La dependencia emocional a la pareja es un estado natural que se genera en cualquier relación de afecto. Siempre que existe una vinculación afectiva vamos a desarrollar un estado de dependencia emocional hacia esa persona.
Es algo que el ser humano ha adquirido desde pequeño como mecanismo de subsistencia, en primer lugar, con las padres y progenitores y más adelante con todas aquellas personas con las que se genera una vinculación afectiva.
El ser humano necesita una seguridad en el querer de las relaciones de apego, ello favorece la vinculación, la protección, la seguridad y la autoestima de los miembros de la relación.
Sin embargo, cuando una persona ha desarrollado relaciones inseguras en etapas tempranas, con los padres o los hermanos puede generar un esquema mental inseguro en las relaciones sentimentales que facilite un aumento en el grado de dependencia emocional cuando éstas se establecen.
Cuando este grado de dependencia emocional es alto y disfuncional, es decir, en vez de asegurar la relación sentimental, la entorpece, y es aquí cuando comienza el problema de la dependencia emocional.
Cuando en una relación sentimental se experimentan síntomas como los que se describirán a continuación, es muy probable que se esté en un problema de dependencia emocional:
- Necesidad obsesiva de cercanía: En todo momento se quiere estar junto a la pareja, no se soporta la distancia física ni mucho menos la psíquica (que la pareja no le preste atención).

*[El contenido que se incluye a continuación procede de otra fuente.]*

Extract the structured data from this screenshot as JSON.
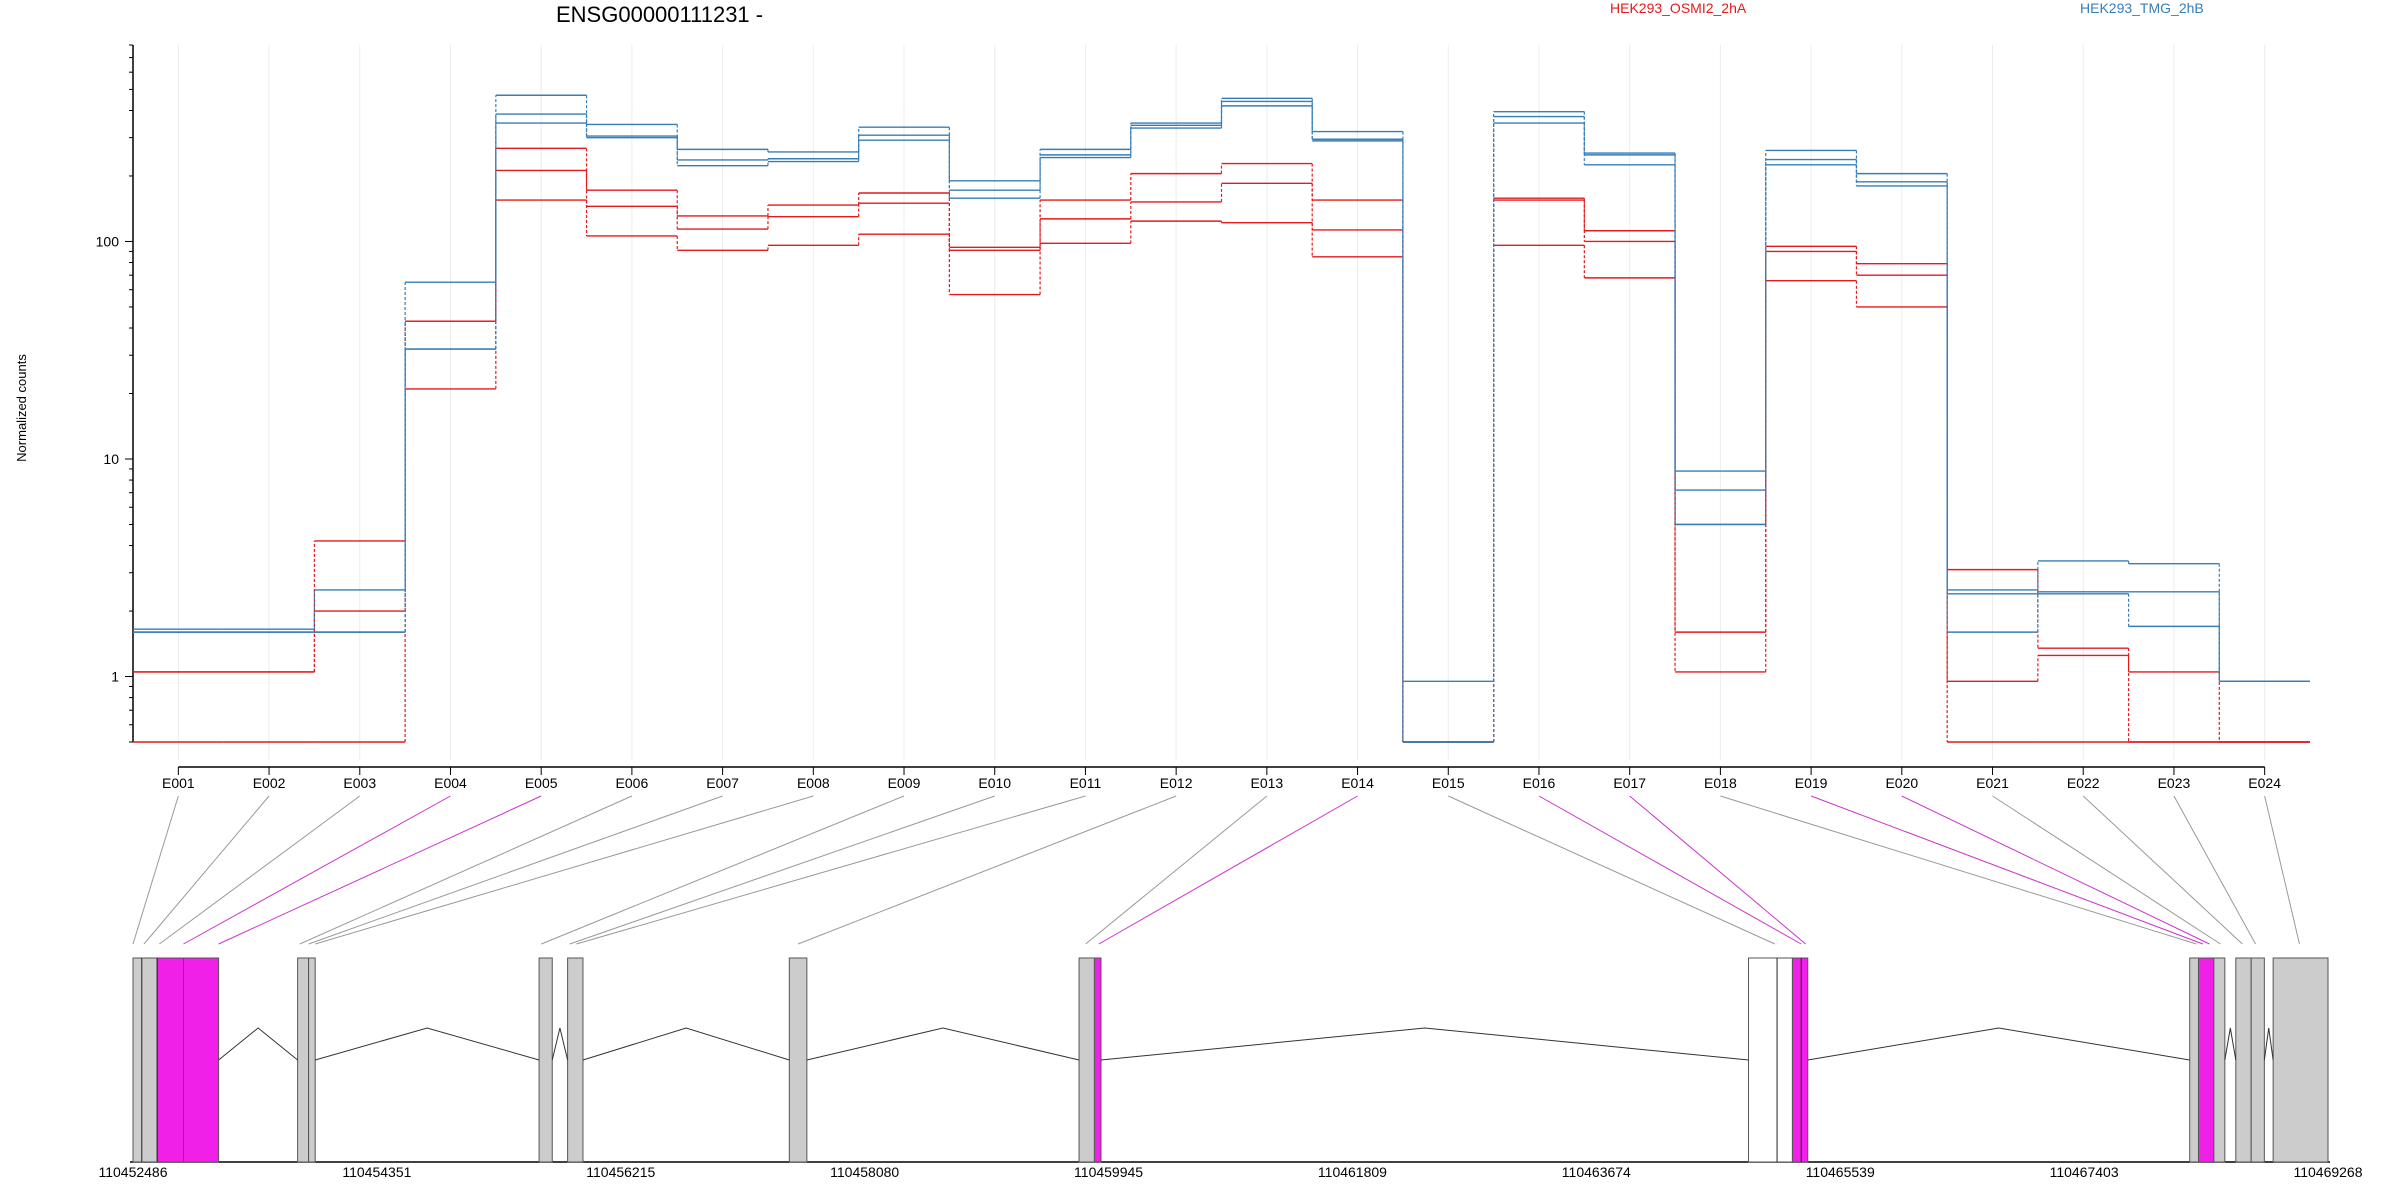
{
  "chart_data": {
    "type": "line",
    "title": "ENSG00000111231 -",
    "ylabel": "Normalized counts",
    "yscale": "log",
    "ylim": [
      0.5,
      800
    ],
    "y_ticks": [
      1,
      10,
      100
    ],
    "y_tick_labels": [
      "1",
      "10",
      "100"
    ],
    "grid": "vertical",
    "legend_placement": "top-right",
    "categories": [
      "E001",
      "E002",
      "E003",
      "E004",
      "E005",
      "E006",
      "E007",
      "E008",
      "E009",
      "E010",
      "E011",
      "E012",
      "E013",
      "E014",
      "E015",
      "E016",
      "E017",
      "E018",
      "E019",
      "E020",
      "E021",
      "E022",
      "E023",
      "E024"
    ],
    "groups": [
      {
        "name": "HEK293_OSMI2_2hA",
        "color": "#e41a1c"
      },
      {
        "name": "HEK293_TMG_2hB",
        "color": "#377eb8"
      }
    ],
    "series": [
      {
        "group": 0,
        "values": [
          0.5,
          0.5,
          0.5,
          21,
          155,
          106,
          91,
          96,
          108,
          57,
          98,
          124,
          122,
          85,
          0.5,
          96,
          68,
          1.05,
          66,
          50,
          0.95,
          1.25,
          1.05,
          0.5
        ]
      },
      {
        "group": 0,
        "values": [
          1.05,
          1.05,
          2,
          43,
          212,
          145,
          114,
          130,
          150,
          91,
          127,
          152,
          185,
          113,
          0.5,
          155,
          100,
          1.6,
          90,
          70,
          0.5,
          0.5,
          0.5,
          0.5
        ]
      },
      {
        "group": 0,
        "values": [
          1.05,
          1.05,
          4.2,
          43,
          268,
          172,
          131,
          147,
          167,
          94,
          155,
          205,
          228,
          155,
          0.5,
          158,
          112,
          5,
          95,
          79,
          3.1,
          1.35,
          0.5,
          0.5
        ]
      },
      {
        "group": 1,
        "values": [
          1.6,
          1.6,
          1.6,
          32,
          350,
          305,
          223,
          233,
          292,
          158,
          243,
          332,
          420,
          290,
          0.95,
          350,
          225,
          5,
          225,
          180,
          1.6,
          2.4,
          1.7,
          0.95
        ]
      },
      {
        "group": 1,
        "values": [
          1.6,
          1.6,
          1.6,
          32,
          385,
          300,
          237,
          240,
          308,
          172,
          250,
          342,
          440,
          295,
          0.5,
          375,
          250,
          7.2,
          238,
          188,
          2.4,
          2.45,
          2.45,
          0.95
        ]
      },
      {
        "group": 1,
        "values": [
          1.65,
          1.65,
          2.5,
          65,
          470,
          345,
          265,
          258,
          335,
          190,
          265,
          350,
          455,
          320,
          0.5,
          395,
          255,
          8.8,
          262,
          205,
          2.5,
          3.4,
          3.3,
          0.95
        ]
      }
    ],
    "mapping_colors": [
      "#999999",
      "#999999",
      "#999999",
      "#cc33cc",
      "#cc33cc",
      "#999999",
      "#999999",
      "#999999",
      "#999999",
      "#999999",
      "#999999",
      "#999999",
      "#999999",
      "#cc33cc",
      "#999999",
      "#cc33cc",
      "#cc33cc",
      "#999999",
      "#cc33cc",
      "#cc33cc",
      "#999999",
      "#999999",
      "#999999",
      "#999999"
    ],
    "gene_model": {
      "x_range": [
        110452486,
        110469268
      ],
      "coordinate_ticks": [
        "110452486",
        "110454351",
        "110456215",
        "110458080",
        "110459945",
        "110461809",
        "110463674",
        "110465539",
        "110467403",
        "110469268"
      ],
      "exon_fill": "#cccccc",
      "highlight_fill": "#f020e8"
    }
  }
}
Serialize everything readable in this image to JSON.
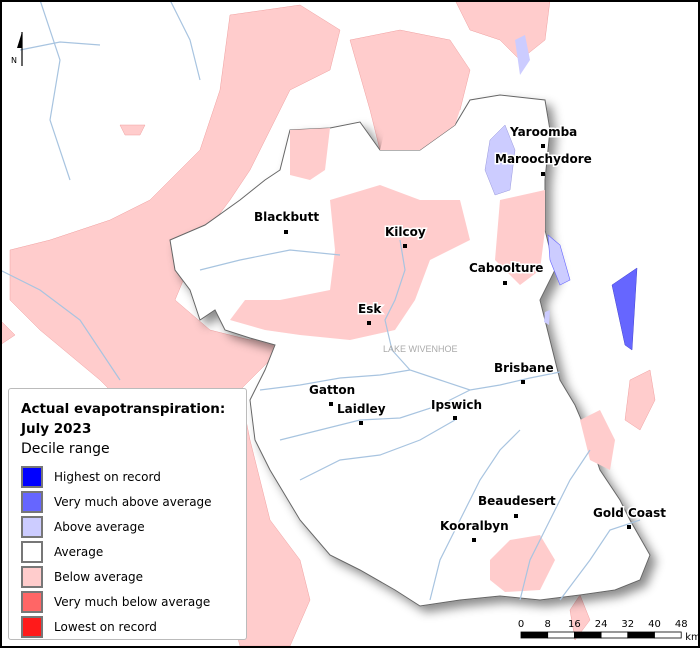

- Sensación continua de necesidad del otro: Por mucho tiempo que se esté junto a la pareja nunca es suficiente, siempre falta algo.
- Inseguridad continua con respecto al futuro: Nunca se está tranquilo con respecto al futuro de la relación. Siempre se tiene un estado de alerta con miedo a que la relación se acabe.
- Sentimiento de no merecer o estar a la altura de la pareja: Sensación continua de estar por debajo de la pareja, no merecerla y haber tenido la enorme suerte de que la pareja nos haya escogido.
- Miedo al desamor: Es algo que siempre persigue. Se tienes la sensación de que lo que se está viviendo no pueda ser verdad y tiene que acabar. Cualquier día se puede topar con que ese sueño acabara y nos abandonaran.

- Falta de reafirmación personal, de mostrar los propios gustos y necesidades: Pérdida de la propia naturaleza, despersonalización, complacencia y adaptación a todos los gustos y necesidades de la pareja y pérdida de consciencia de los deseos y necesidades.